India should be doing in services what China is doing in manufacturing. “China is not saying we became the world’s manufacturing hub because we have low-wage labour and so we don’t need AI,” he says. It is investing heavily in robotics and bought more robots than the rest of the world last year despite having all the labour. Even as manufacturing is shifting from humans to robots, it's not leaving China because it is investing ahead of everybody.

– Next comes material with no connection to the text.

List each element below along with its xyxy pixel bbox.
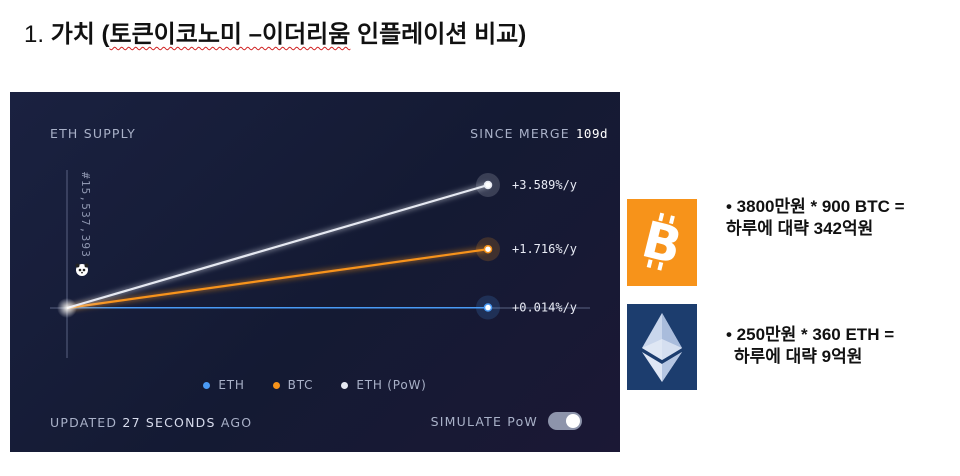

We skip the restaurant’s signature, a palate cleanser, and start the main course of aaloor dom with mustard paste and black dal. No AI conversation can ignore the impact of jobs and incomes, where he says three things will happen. “Jobs that use AI will improve productivity and wages will go up. For example, a surgeon may become more effective, or conduct surgeries in remote locations. Second, for some people it reduces wages as it increases labour market competition — a taxi driver’s knowledge of geography cannot command a wage premium today. Some of these jobs will disappear too.
“Where I think everybody is still holding their breath is what the new jobs will be and where they will show up. It’s hard to imagine because we haven't seen them, but economists are counting on the creation of new jobs. But if it's only replacement of jobs, then we're in a lot of trouble,” he says. So, India should be caring more about AI as it stands to both gain and lose more than almost any other country.
Whether AI good or bad is like asking if fire or electricity are good or bad, according to Agrawal. “It’s both. Is human civilisation capable of harnessing the good and keeping the bad at bay? I don’t have the answer,” he says as our lunch comes to an end.